In such a challenging time, did you discover some inner resilience that you didn’t realise you had?

Absolutely, yes. There wasn’t time to stop, honestly. There was always something that needed doing.

We were in charge of this mountain of pills and inhalers. Suddenly, we kind of became nurses. Everything was just extremely overwhelming, but mum always used to say how thankful and how lucky she was to have the family that she had. To have my dad and her two girls with her for her final weeks.

Are there any lessons that you’ve learnt from such an emotional time?

Be kind to yourself, make memories where you can, whether it’s having a cup of tea with that person, talking about happy memories, telling them you love them, obviously over and over again. And also, getting support for yourself if you’re the caregiver.

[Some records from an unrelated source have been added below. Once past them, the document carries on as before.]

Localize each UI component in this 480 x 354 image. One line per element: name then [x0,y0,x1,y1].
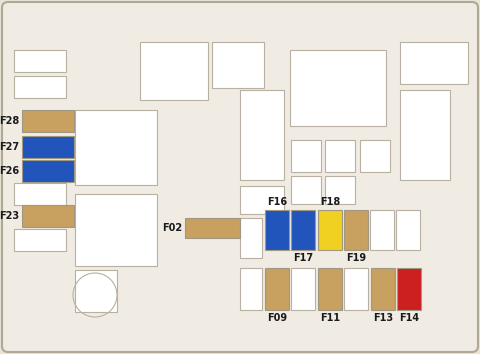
Bar [370,210,394,250]
Bar [400,90,450,180]
Text: F28: F28 [0,116,19,126]
Bar [14,229,66,251]
Bar [14,50,66,72]
Bar [400,42,468,84]
Bar [344,268,368,310]
Bar [140,42,208,100]
Bar [22,110,74,132]
Bar [22,160,74,182]
Text: F19: F19 [346,253,366,263]
Bar [325,176,355,204]
Bar [397,268,421,310]
Bar [240,186,284,214]
Bar [22,136,74,158]
Text: F14: F14 [399,313,419,323]
Bar [291,176,321,204]
Text: F18: F18 [320,197,340,207]
Text: F17: F17 [293,253,313,263]
Bar [212,42,264,88]
Bar [290,50,386,126]
Bar [318,210,342,250]
Bar [240,90,284,180]
Text: F26: F26 [0,166,19,176]
Text: F11: F11 [320,313,340,323]
Bar [265,268,289,310]
Bar [371,268,395,310]
Bar [14,76,66,98]
Bar [75,270,117,312]
Bar [291,210,315,250]
Bar [360,140,390,172]
Bar [75,194,157,266]
Text: F16: F16 [267,197,287,207]
Text: F27: F27 [0,142,19,152]
Bar [291,140,321,172]
Text: F09: F09 [267,313,287,323]
Bar [325,140,355,172]
Bar [265,210,289,250]
Text: F02: F02 [162,223,182,233]
Bar [185,218,240,238]
Bar [240,218,262,258]
Bar [291,268,315,310]
Bar [240,268,262,310]
Bar [396,210,420,250]
Text: F23: F23 [0,211,19,221]
Text: F13: F13 [373,313,393,323]
Bar [75,110,157,185]
Bar [318,268,342,310]
Bar [14,183,66,205]
Bar [344,210,368,250]
Bar [22,205,74,227]
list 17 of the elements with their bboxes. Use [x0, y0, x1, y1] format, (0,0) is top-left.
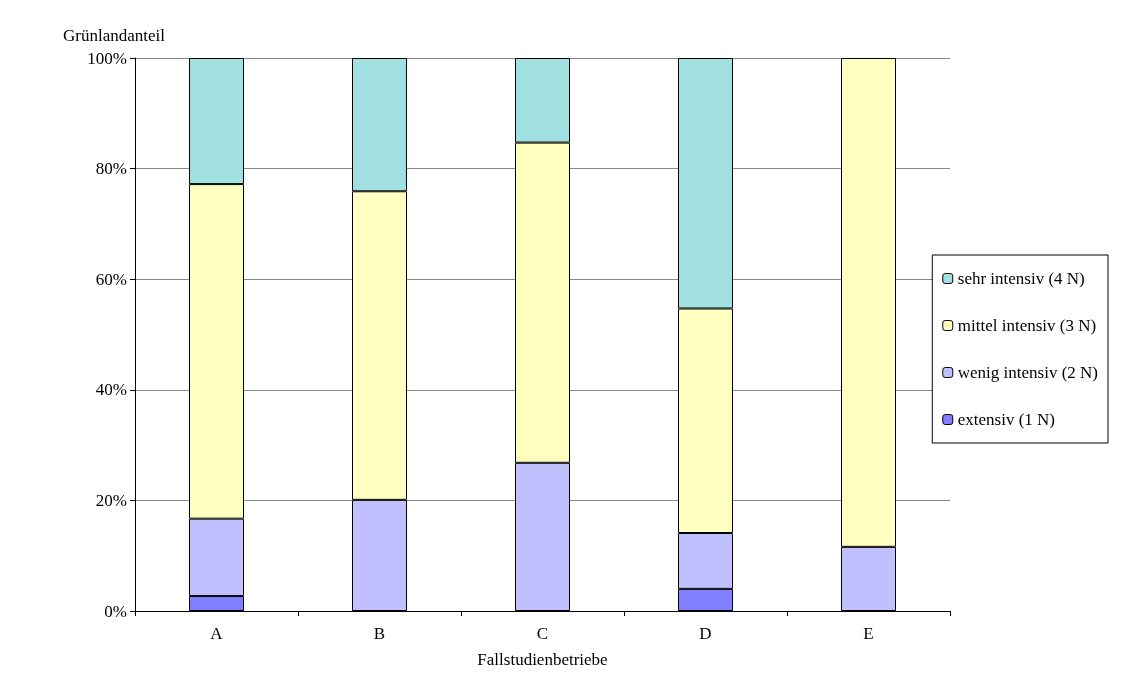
y-tick-label: 80% [95, 159, 127, 179]
legend-label: wenig intensiv (2 N) [957, 363, 1099, 382]
legend-label: sehr intensiv (4 N) [957, 269, 1085, 288]
x-axis-title: Fallstudienbetriebe [477, 650, 608, 669]
x-tick-label: D [699, 624, 712, 643]
legend-label: mittel intensiv (3 N) [957, 316, 1097, 335]
x-tick-label: A [210, 624, 224, 643]
y-tick-label: 0% [104, 601, 127, 621]
y-axis-title: Grünlandanteil [63, 26, 166, 45]
y-tick-label: 60% [95, 269, 127, 289]
x-tick-label: B [373, 624, 386, 643]
y-tick-label: 40% [95, 380, 127, 400]
y-tick-label: 20% [95, 490, 127, 510]
x-tick-label: C [536, 624, 549, 643]
x-tick-label: E [863, 624, 874, 643]
y-tick-label: 100% [87, 48, 127, 68]
legend-label: extensiv (1 N) [957, 410, 1056, 429]
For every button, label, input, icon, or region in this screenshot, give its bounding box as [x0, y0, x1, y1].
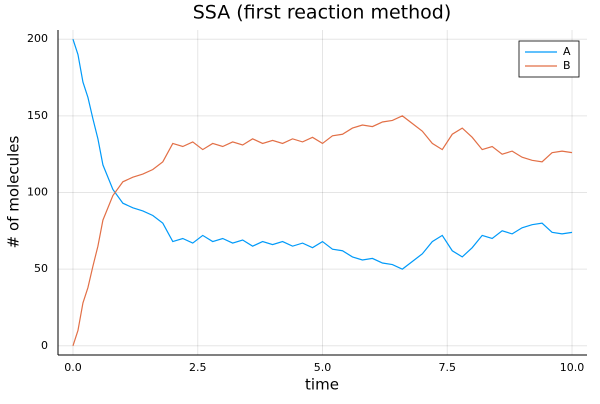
y-tick-label: 200 [27, 32, 48, 45]
chart-title: SSA (first reaction method) [193, 2, 452, 24]
x-tick-label: 10.0 [560, 361, 585, 374]
legend-label: B [563, 59, 571, 72]
x-tick-label: 5.0 [314, 361, 332, 374]
legend-label: A [563, 45, 571, 58]
x-axis-label: time [305, 376, 339, 394]
y-axis-label: # of molecules [5, 135, 23, 248]
data-line [72, 115, 573, 346]
y-tick-label: 150 [27, 109, 48, 122]
x-tick-label: 0.0 [64, 361, 82, 374]
x-tick-label: 2.5 [189, 361, 207, 374]
data-line [72, 39, 573, 270]
y-tick-label: 0 [41, 339, 48, 352]
legend-box [518, 40, 580, 78]
x-tick-label: 7.5 [439, 361, 457, 374]
y-tick-label: 50 [34, 262, 48, 275]
y-tick-label: 100 [27, 186, 48, 199]
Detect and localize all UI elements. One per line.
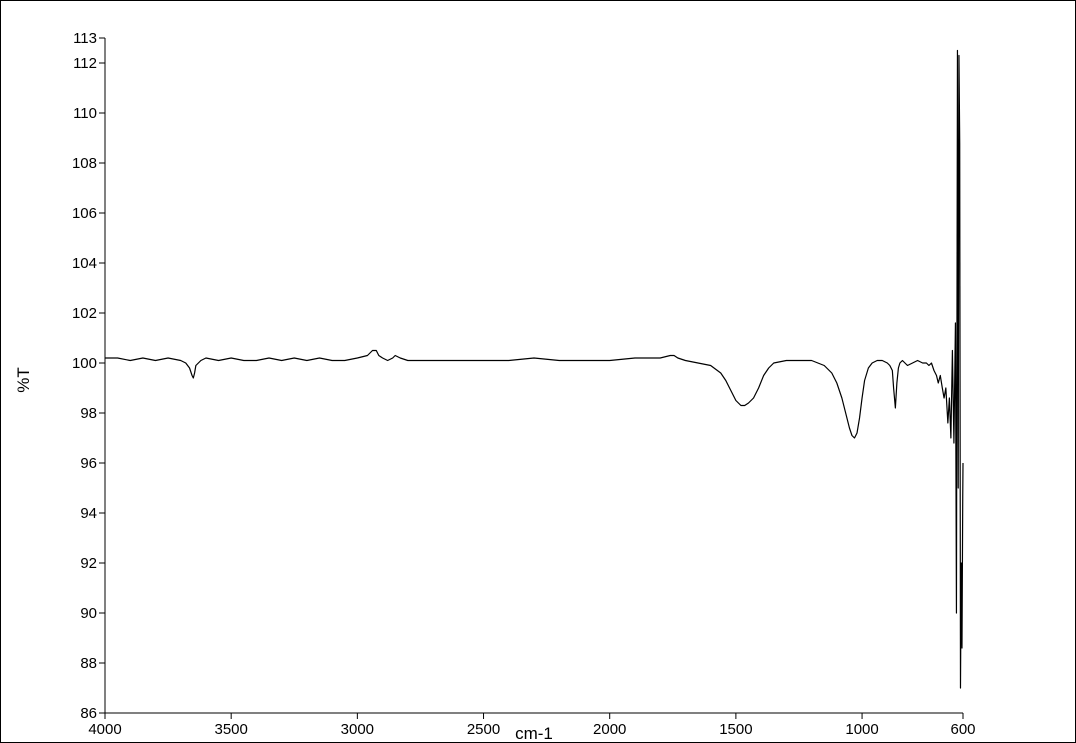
series-layer [105, 49, 964, 689]
y-tick-label: 88 [80, 655, 97, 672]
y-tick-label: 100 [72, 355, 97, 372]
x-tick-label: 600 [950, 721, 975, 738]
y-tick-label: 92 [80, 555, 97, 572]
y-tick-label: 108 [72, 155, 97, 172]
y-tick-label: 104 [72, 255, 97, 272]
y-tick-label: 110 [73, 105, 97, 122]
ticks: 86 88 90 92 94 96 98 100 102 104 106 108 110 112 113 40… [72, 30, 976, 738]
y-tick-label: 106 [72, 205, 97, 222]
series-line-1 [105, 49, 964, 689]
x-tick-label: 1000 [845, 721, 878, 738]
x-tick-label: 3500 [214, 721, 247, 738]
y-tick-label: 112 [73, 55, 97, 72]
y-tick-label: 90 [80, 605, 97, 622]
x-axis-label: cm-1 [515, 724, 553, 743]
y-tick-label: 86 [80, 705, 97, 722]
y-axis-label: %T [14, 367, 33, 393]
y-tick-label: 96 [80, 455, 97, 472]
x-tick-label: 2500 [467, 721, 500, 738]
x-tick-label: 1500 [719, 721, 752, 738]
y-tick-label: 94 [80, 505, 97, 522]
y-tick-label: 102 [72, 305, 97, 322]
y-tick-label: 98 [80, 405, 97, 422]
x-tick-label: 2000 [593, 721, 626, 738]
y-tick-label: 113 [73, 30, 97, 47]
x-tick-label: 4000 [88, 721, 121, 738]
axes [104, 38, 963, 714]
x-tick-label: 3000 [341, 721, 374, 738]
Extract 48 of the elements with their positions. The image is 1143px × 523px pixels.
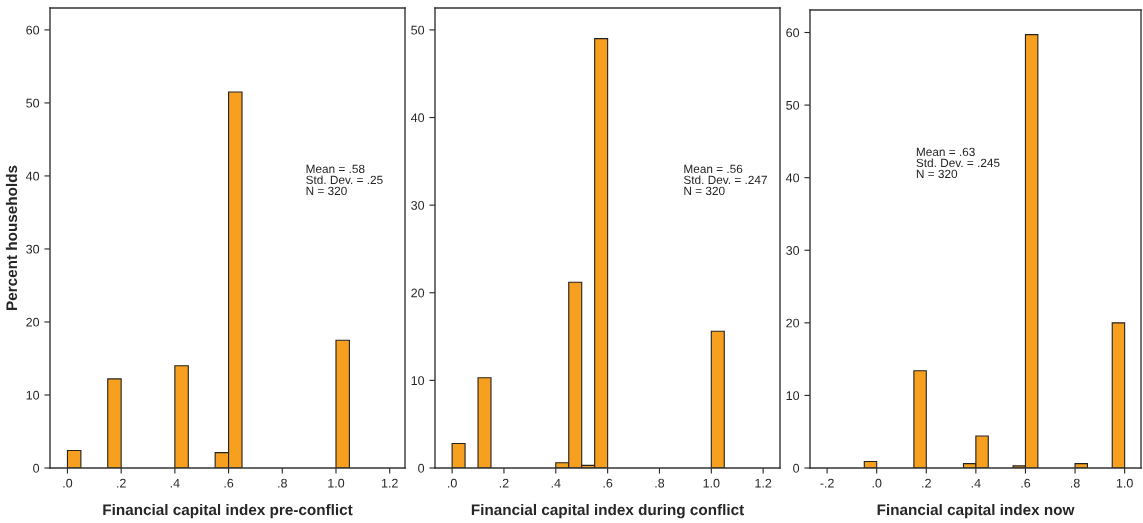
x-tick-label: .4 (551, 478, 561, 488)
x-tick-label: .6 (603, 478, 613, 488)
y-tick-label: 20 (411, 288, 425, 298)
y-axis-title: Percent households (5, 165, 18, 310)
x-tick-label: .0 (63, 478, 73, 488)
x-tick-label: 1.0 (1116, 478, 1133, 488)
y-tick-label: 50 (786, 100, 800, 110)
y-tick-label: 20 (786, 318, 800, 328)
x-axis-title: Financial capital index during conflict (471, 503, 744, 519)
x-tick-label: .8 (655, 478, 665, 488)
x-tick-label: 1.0 (328, 478, 345, 488)
y-tick-label: 10 (411, 376, 425, 386)
y-tick-label: 0 (33, 463, 40, 473)
x-tick-label: 1.0 (703, 478, 720, 488)
y-tick-label: 0 (418, 463, 425, 473)
x-tick-label: 1.2 (381, 478, 398, 488)
annotation: Mean = .58 Std. Dev. = .25 N = 320 (306, 164, 383, 196)
x-tick-label: .2 (499, 478, 509, 488)
y-tick-label: 40 (785, 173, 800, 183)
y-tick-label: 50 (26, 98, 40, 108)
x-tick-label: .0 (448, 478, 457, 488)
y-tick-label: 60 (786, 28, 800, 38)
y-tick-label: 40 (25, 171, 40, 181)
y-tick-label: 30 (411, 200, 425, 210)
x-tick-label: .0 (872, 478, 882, 488)
x-tick-label: .6 (224, 478, 234, 488)
y-tick-label: 60 (26, 25, 40, 35)
x-axis-title: Financial capital index pre-conflict (103, 503, 353, 519)
annotation: Mean = .63 Std. Dev. = .245 N = 320 (916, 147, 1000, 179)
x-tick-label: .8 (1070, 478, 1080, 488)
y-tick-label: 20 (26, 317, 40, 327)
y-tick-label: 30 (786, 246, 800, 255)
y-tick-label: 0 (793, 463, 800, 473)
y-tick-label: 50 (411, 25, 425, 35)
x-tick-label: .2 (922, 478, 931, 488)
x-tick-label: .4 (971, 478, 981, 488)
y-tick-label: 10 (26, 390, 40, 400)
y-tick-label: 10 (786, 391, 800, 401)
x-axis-title: Financial capital index now (877, 503, 1075, 519)
x-tick-label: 1.2 (755, 478, 772, 488)
x-tick-label: .4 (170, 478, 180, 488)
x-tick-label: .2 (117, 478, 126, 488)
x-tick-label: -.2 (820, 478, 834, 488)
x-tick-label: .6 (1021, 478, 1031, 488)
x-tick-label: .8 (278, 478, 287, 488)
y-tick-label: 30 (26, 244, 40, 254)
annotation: Mean = .56 Std. Dev. = .247 N = 320 (683, 164, 767, 196)
y-tick-label: 40 (410, 113, 425, 123)
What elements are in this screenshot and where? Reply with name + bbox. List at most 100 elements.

You need close family and friends to lean on.

Are you getting some help personally Amy?

I am coping alright, thanks. Doing this song and working with the Brain Tumour Charity has been hugely cathartic and helped me with my grief. And I am fortunate I’ve got a very good close-knit family to lean on and we all talk, and we have become a lot closer after all of this, so I’m doing alright thanks.

Amy Nuttall’s single Thank You Mother is out now. All Proceeds go to the Brain Tumour Charity.